Javier López

NUEVO SURCO

Javier López


El carril central

27/05/2020

Iniciamos el luto, el más largo de la historia en nuestra democracia. Tiempo para la  memoria, tiempo de homenaje a una generación que ha quedado azotada como ninguna otra por el zarpazo del Covid-19. Celebraremos el día de Castilla-La Mancha al final de la semana con crespón negro y banderas a media asta, y no será un día festivo sino de recuerdo. El duelo es necesario, dignifica el dolor y es la liturgia debida para rendir honores a los que se nos han ido. Pero además  del luto necesitaríamos ahora unidad en los objetivos. Tenemos la suerte de vivir en el espacio europeo y no en Estados Unidos.

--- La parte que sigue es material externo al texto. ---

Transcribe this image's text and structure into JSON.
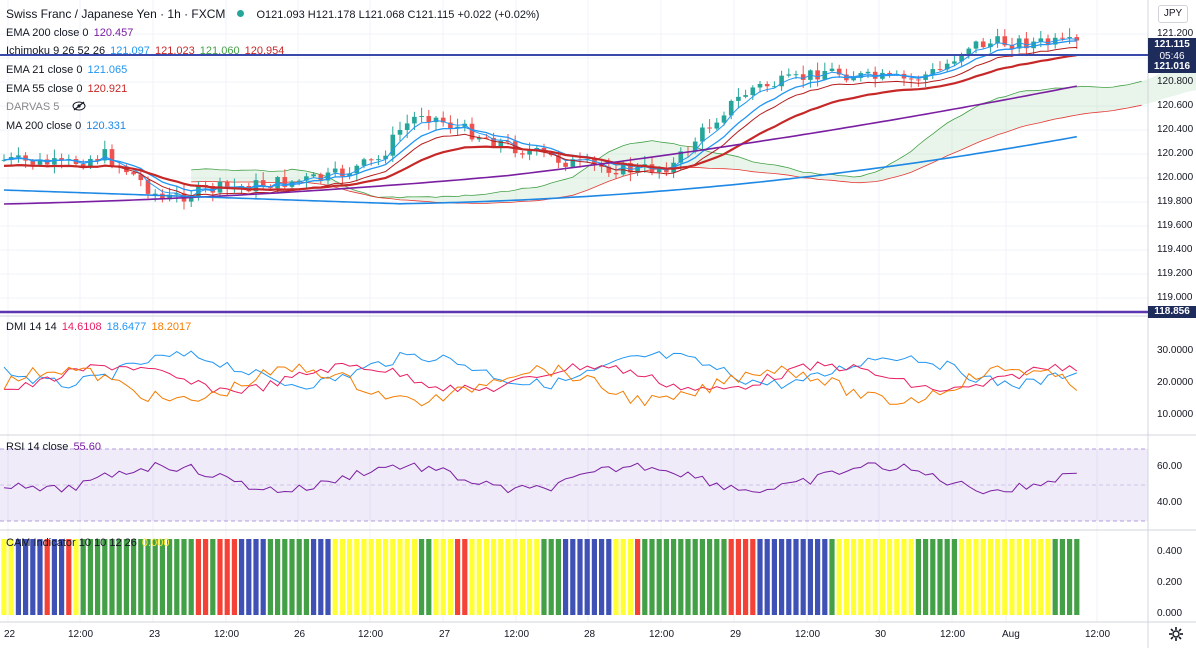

Tenemos la suerte de vivir en un espacio donde el carácter público de la sanidad sigue siendo algo incuestionable, por poner un ejemplo que nos ha tocado de lleno en la gran tragedia que hemos vivido.
Aunque hay imágenes de la factoría USA que nos pueden servir como comparativa en otros sentidos. La zona cero del drama provocado por la pandemia queda atrás, o mejor dicho, queda como quedó el espacio de las torres gemelas una vez que fueron derribadas por los terroristas en 2001.  Quien pasó por Nueva York en los años inmediatamente posteriores a los atentados recordará perfectamente el inmenso socavón acordonado con vallas metálicas. Dentro, los obreros con sus máquinas se afanaban en ir reconstruyendo algo, de alguna manera, con diligencia y según los planos establecidos por la comisión encargada de levantar de nuevo allí un rastro de civilización que salvará aquel orgullo tan herido.
Ante la dimensión de la catástrofe, en Estados Unidos se produjo el efecto de ‘cierre de filas’. Las diferencias entre demócratas y republicanos eran solamente de matiz, lo importante era colocarse todos tras el objetivo común. En nuestro país ni siquiera nos aproximamos mínimamente al cierre de filas tras una catástrofe de las dimensiones del Covid-19 a su paso por España. Los políticos escenifican sus diferencias y las amplifican para contentar a sus bases más radicales, estamos sumergidos en un tenebroso juego de la confusión donde nada es lo que parece. Los dos partidos que se sitúan en el extremo del abanico  pretenden presentarse como los mayores defensores de la Constitución. Defienden aspectos parciales de la misma con una mano pero la dan manotazos con la otra. A un partidos que, rectificando el rumbo de los últimos meses, adopta una posición de Estado se le tacha de veleta y traidor. El presidente del Gobierno pacta en secreto nada menos que la derogación de todo el entramado laboral con los herederos de un partido que hasta antes de ayer daba cobertura ideológica a una banda terrorista. ¿En que mundo vivimos?. Es impensable así cualquier atisbo de cierre de filas, ni siquiera de una mínima unidad.
Así difícilmente vamos a conseguir levantar algo sobre el socavón que se nos ha quedado. Habría que apelar a un gran pacto de Estado sobre la base de los valores de la Constitución. Pero necesitaríamos personas que sepan tender esos puentes, abrir espacios amplios. Durante esta crisis hemos visto políticos de diferente signo que están en ese perfil:  Emiliano García-Page, José Luis Martínez Almeida, Margarita Robles o Alberto Núñez Feijóo. A cualquiera de ellos se le ve con capacidad y ánimo  para ponerse detrás de nuestra bandera conjuntamente, ser los abanderados  encabezando la manifestación del decoro público y la autoestima nacional. Promoviendo un gran cierre de filas para liderar un proceso de reconstrucción. Necesitamos un grupo de políticos con amplitud de miras y diferentes ideologías que cojan nuestra bandera común y la libren de usos particularistas. Porque la bandera, al final, es la representación de unos valores que hoy en España siguen compartiendo más del ochenta por ciento de los españoles. Valores esenciales que son la columna vertebral del pacto constitucional de 1978: la unidad del país con un reconocimiento muy amplio de su diversidad, la economía de mercado con un fuerte componente social y de solidaridad, y la defensa de las libertades públicas e individuales. Eso es lo que representa nuestra bandera, la que fuimos capaces de poner en pie en 1978.  Lo demás son efusiones sentimentales o identitarias cuando no apelaciones al odio  o a la apropiación indebida de un símbolo de todos. Necesitamos que esos mismos políticos de mirada amplia habiliten un gran carril central por donde intentar salir del socavón que hoy ni siquiera alcanzamos a medir en toda su amplitud.